ÖAZ Wie wichtig ist Ihrer Partei die Weiterentwicklung von Digitalisierung und Telemedizin im Gesundheitswesen? Welche Rolle sehen Sie dabei für Apotheker:innen und wo sehen Sie den größten Handlungsbedarf, um diese Technologien erfolgreich in Österreich zu etablieren und für die Bevölkerung nutzbar zu machen?
Karl Nehammer (ÖVP) Die Weiterentwicklung der Digitalisierung und Telemedizin im Gesundheitswesen ist für unsere Partei von zentraler Bedeutung. Diese Technologien bieten immense Chancen, um das Gesundheitssystem effizienter und zugänglicher zu gestalten.
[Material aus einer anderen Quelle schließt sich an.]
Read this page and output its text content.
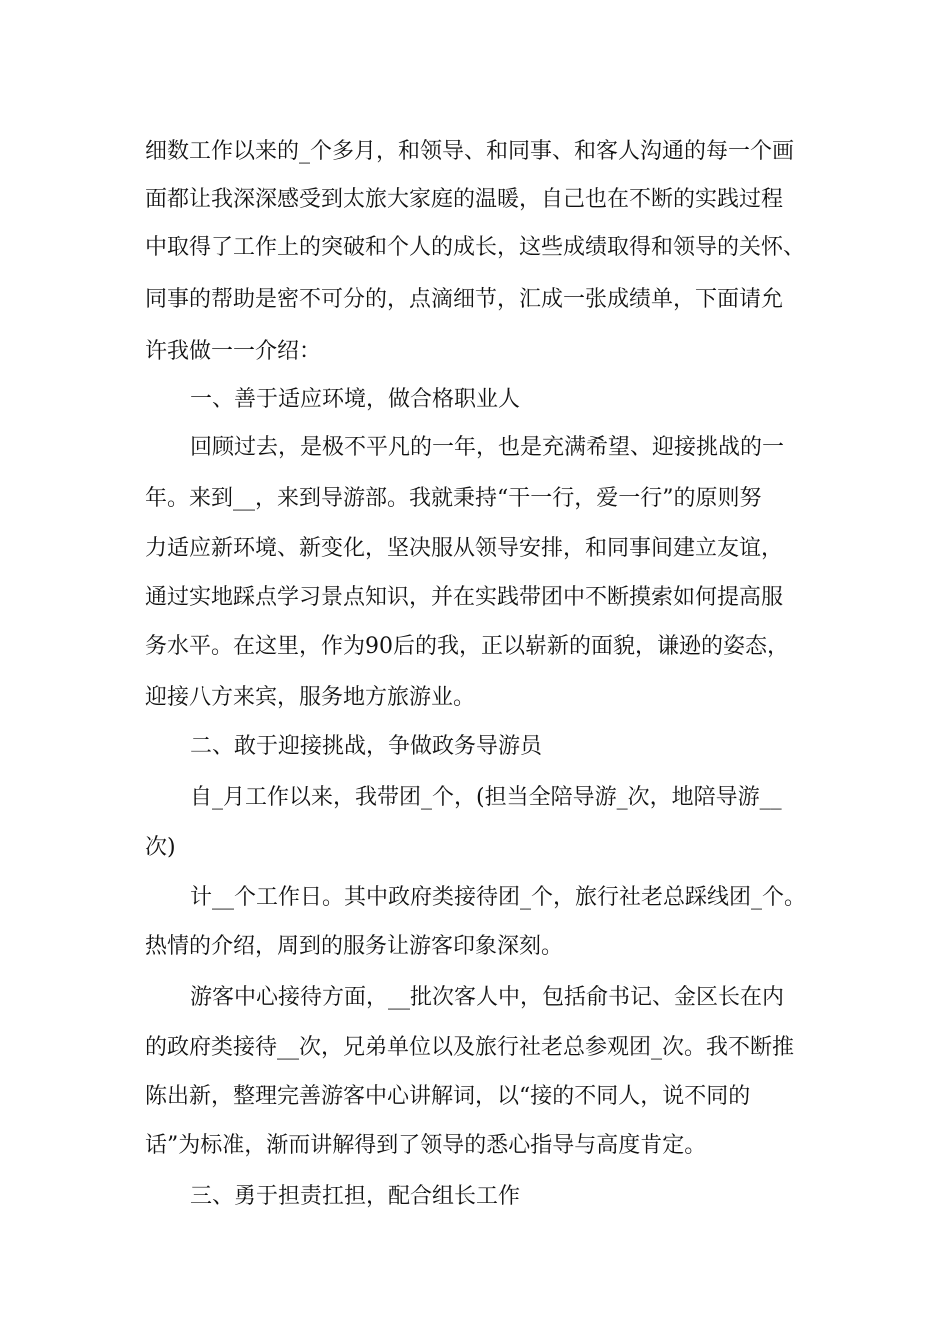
细数工作以来的_个多月，和领导、和同事、和客人沟通的每一个画
面都让我深深感受到太旅大家庭的温暖，自己也在不断的实践过程
中取得了工作上的突破和个人的成长，这些成绩取得和领导的关怀、
同事的帮助是密不可分的，点滴细节，汇成一张成绩单，下面请允
许我做一一介绍：
一、善于适应环境，做合格职业人
回顾过去，是极不平凡的一年，也是充满希望、迎接挑战的一
年。来到__，来到导游部。我就秉持“干一行，爱一行”的原则努
力适应新环境、新变化，坚决服从领导安排，和同事间建立友谊，
通过实地踩点学习景点知识，并在实践带团中不断摸索如何提高服
务水平。在这里，作为90后的我，正以崭新的面貌，谦逊的姿态，
迎接八方来宾，服务地方旅游业。
二、敢于迎接挑战，争做政务导游员
自_月工作以来，我带团_个，(担当全陪导游_次，地陪导游__
次)
计__个工作日。其中政府类接待团_个，旅行社老总踩线团_个。
热情的介绍，周到的服务让游客印象深刻。
游客中心接待方面，__批次客人中，包括俞书记、金区长在内
的政府类接待__次，兄弟单位以及旅行社老总参观团_次。我不断推
陈出新，整理完善游客中心讲解词，以“接的不同人，说不同的
话”为标准，渐而讲解得到了领导的悉心指导与高度肯定。
三、勇于担责扛担，配合组长工作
Apotheker sehen wir dabei als wichtige Akteure, die durch ihre Expertise und Nähe zur Bevölkerung eine zentrale Rolle spielen können.
Um diese Technologien erfolgreich in Österreich zu etablieren, sehen wir den größten Handlungsbedarf in der Schaffung einer österreichweit etablierten Patientenlenkung und -information über 1450 sowie in der Weiterentwicklung der Elektronischen Gesundheitsakte (ELGA) zu einem umfassenden, patientenzentrierten Gesundheitsportal. Der Ausbau von Online-Tools und Gesundheitshotlines (1450) zur Terminfindung und -vereinbarung, damit die durchschnittliche Wartezeit für Arzttermine deutlich reduziert werden kann, ist dabei von zentraler Bedeutung. Dies würde es ermöglichen, die Koordination und Effizienz in der Versorgung deutlich zu verbessern, den Menschen den Weg zum schnellsten und besten Punkt der Versorgung aufzuzeigen und eine unkomplizierte Terminbuchung durchzuführen.